Daniel Kokotajlo comments on evhub’s Shortform

Daniel Kokotajlo 31 Dec 2024 1:02 UTC
LW: 16 AF: 11
1
AF
Another idea: “AI for epistemics” e.g. having a few FTE’s working on making Claude a better forecaster. It would be awesome if you could advertise “SOTA by a significant margin at making real-world predictions; beats all other AIs in prediction markets, forecasting tournaments, etc.”

And it might not be that hard to achieve (e.g. a few FTEs maybe). There are already datasets of already-resolved forecasting questions, plus you could probably synthetically generate OOMs bigger datasets—and then you could modify the way pretraining works so that you train on the data chronologically, and before you train on data from year X you do some forecasting of events in year X....

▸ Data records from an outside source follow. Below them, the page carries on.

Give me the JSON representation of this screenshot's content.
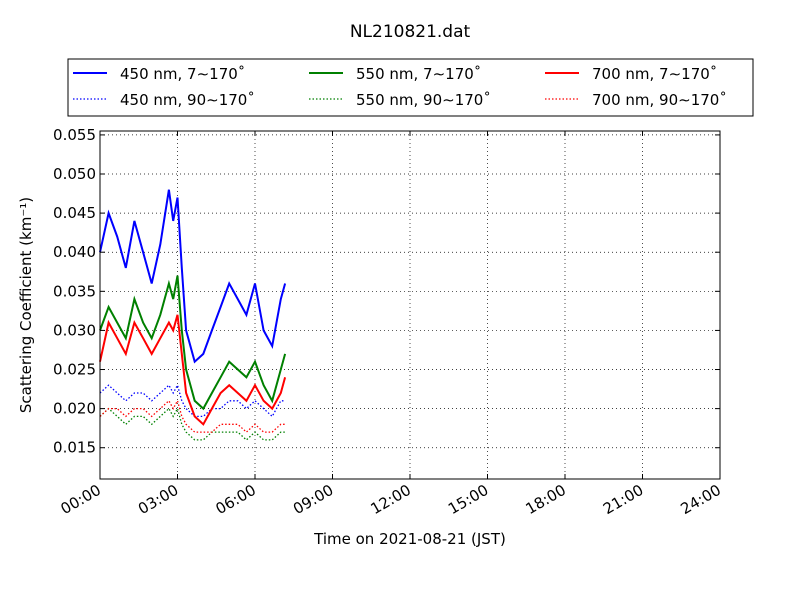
{
  "chart_data": {
    "type": "line",
    "title": "NL210821.dat",
    "xlabel": "Time on 2021-08-21 (JST)",
    "ylabel": "Scattering Coefficient (km⁻¹)",
    "xlim_hours": [
      0,
      24
    ],
    "ylim": [
      0.011,
      0.0555
    ],
    "x_ticks": [
      "00:00",
      "03:00",
      "06:00",
      "09:00",
      "12:00",
      "15:00",
      "18:00",
      "21:00",
      "24:00"
    ],
    "y_ticks": [
      "0.015",
      "0.020",
      "0.025",
      "0.030",
      "0.035",
      "0.040",
      "0.045",
      "0.050",
      "0.055"
    ],
    "grid": "dotted",
    "legend_position": "top",
    "series": [
      {
        "name": "450 nm, 7∼170˚",
        "color": "#0000ff",
        "style": "solid",
        "x": [
          "00:00",
          "00:20",
          "00:40",
          "01:00",
          "01:20",
          "01:40",
          "02:00",
          "02:20",
          "02:40",
          "02:50",
          "03:00",
          "03:10",
          "03:20",
          "03:40",
          "04:00",
          "04:20",
          "04:40",
          "05:00",
          "05:20",
          "05:40",
          "06:00",
          "06:20",
          "06:40",
          "07:00",
          "07:10"
        ],
        "y": [
          0.04,
          0.045,
          0.042,
          0.038,
          0.044,
          0.04,
          0.036,
          0.041,
          0.048,
          0.044,
          0.047,
          0.038,
          0.03,
          0.026,
          0.027,
          0.03,
          0.033,
          0.036,
          0.034,
          0.032,
          0.036,
          0.03,
          0.028,
          0.034,
          0.036
        ]
      },
      {
        "name": "550 nm, 7∼170˚",
        "color": "#008000",
        "style": "solid",
        "x": [
          "00:00",
          "00:20",
          "00:40",
          "01:00",
          "01:20",
          "01:40",
          "02:00",
          "02:20",
          "02:40",
          "02:50",
          "03:00",
          "03:10",
          "03:20",
          "03:40",
          "04:00",
          "04:20",
          "04:40",
          "05:00",
          "05:20",
          "05:40",
          "06:00",
          "06:20",
          "06:40",
          "07:00",
          "07:10"
        ],
        "y": [
          0.03,
          0.033,
          0.031,
          0.029,
          0.034,
          0.031,
          0.029,
          0.032,
          0.036,
          0.034,
          0.037,
          0.03,
          0.025,
          0.021,
          0.02,
          0.022,
          0.024,
          0.026,
          0.025,
          0.024,
          0.026,
          0.023,
          0.021,
          0.025,
          0.027
        ]
      },
      {
        "name": "700 nm, 7∼170˚",
        "color": "#ff0000",
        "style": "solid",
        "x": [
          "00:00",
          "00:20",
          "00:40",
          "01:00",
          "01:20",
          "01:40",
          "02:00",
          "02:20",
          "02:40",
          "02:50",
          "03:00",
          "03:10",
          "03:20",
          "03:40",
          "04:00",
          "04:20",
          "04:40",
          "05:00",
          "05:20",
          "05:40",
          "06:00",
          "06:20",
          "06:40",
          "07:00",
          "07:10"
        ],
        "y": [
          0.026,
          0.031,
          0.029,
          0.027,
          0.031,
          0.029,
          0.027,
          0.029,
          0.031,
          0.03,
          0.032,
          0.027,
          0.022,
          0.019,
          0.018,
          0.02,
          0.022,
          0.023,
          0.022,
          0.021,
          0.023,
          0.021,
          0.02,
          0.022,
          0.024
        ]
      },
      {
        "name": "450 nm, 90∼170˚",
        "color": "#0000ff",
        "style": "dotted",
        "x": [
          "00:00",
          "00:20",
          "00:40",
          "01:00",
          "01:20",
          "01:40",
          "02:00",
          "02:20",
          "02:40",
          "02:50",
          "03:00",
          "03:10",
          "03:20",
          "03:40",
          "04:00",
          "04:20",
          "04:40",
          "05:00",
          "05:20",
          "05:40",
          "06:00",
          "06:20",
          "06:40",
          "07:00",
          "07:10"
        ],
        "y": [
          0.022,
          0.023,
          0.022,
          0.021,
          0.022,
          0.022,
          0.021,
          0.022,
          0.023,
          0.022,
          0.023,
          0.021,
          0.02,
          0.019,
          0.019,
          0.02,
          0.02,
          0.021,
          0.021,
          0.02,
          0.021,
          0.02,
          0.019,
          0.021,
          0.021
        ]
      },
      {
        "name": "550 nm, 90∼170˚",
        "color": "#008000",
        "style": "dotted",
        "x": [
          "00:00",
          "00:20",
          "00:40",
          "01:00",
          "01:20",
          "01:40",
          "02:00",
          "02:20",
          "02:40",
          "02:50",
          "03:00",
          "03:10",
          "03:20",
          "03:40",
          "04:00",
          "04:20",
          "04:40",
          "05:00",
          "05:20",
          "05:40",
          "06:00",
          "06:20",
          "06:40",
          "07:00",
          "07:10"
        ],
        "y": [
          0.019,
          0.02,
          0.019,
          0.018,
          0.019,
          0.019,
          0.018,
          0.019,
          0.02,
          0.019,
          0.02,
          0.018,
          0.017,
          0.016,
          0.016,
          0.017,
          0.017,
          0.017,
          0.017,
          0.016,
          0.017,
          0.016,
          0.016,
          0.017,
          0.017
        ]
      },
      {
        "name": "700 nm, 90∼170˚",
        "color": "#ff0000",
        "style": "dotted",
        "x": [
          "00:00",
          "00:20",
          "00:40",
          "01:00",
          "01:20",
          "01:40",
          "02:00",
          "02:20",
          "02:40",
          "02:50",
          "03:00",
          "03:10",
          "03:20",
          "03:40",
          "04:00",
          "04:20",
          "04:40",
          "05:00",
          "05:20",
          "05:40",
          "06:00",
          "06:20",
          "06:40",
          "07:00",
          "07:10"
        ],
        "y": [
          0.019,
          0.02,
          0.02,
          0.019,
          0.02,
          0.02,
          0.019,
          0.02,
          0.021,
          0.02,
          0.021,
          0.019,
          0.018,
          0.017,
          0.017,
          0.017,
          0.018,
          0.018,
          0.018,
          0.017,
          0.018,
          0.017,
          0.017,
          0.018,
          0.018
        ]
      }
    ]
  }
}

Or even if you don’t do that fancy stuff there are probably low-hanging fruit to pick to make AIs better forecasters.

Ditto for truthful AI more generally. Could train Claude to be well-calibrated, consistent, extremely obsessed with technical correctness/accuracy (at least when so prompted)...

You could also train it to be good at taking people’s offhand remarks and tweets and suggesting bets or forecasts with resolveable conditions.

You could also e.g. have a quarterly poll of AGI timelines and related questions of all your employees, and publish the results.
- ryan_greenblatt 31 Dec 2024 1:46 UTC
  LW: 7 AF: 7
  2
  AF Parent
  My current tenative guess is that this is somewhat worse than other alignment science projects that I’d recommend at the margin, but somewhat better than the 25th percentile project currently being done. I’d think it was good at the margin (of my recommendation budget) if the project could be done in a way where we think we’d learn generalizable scalable oversight / control approaches.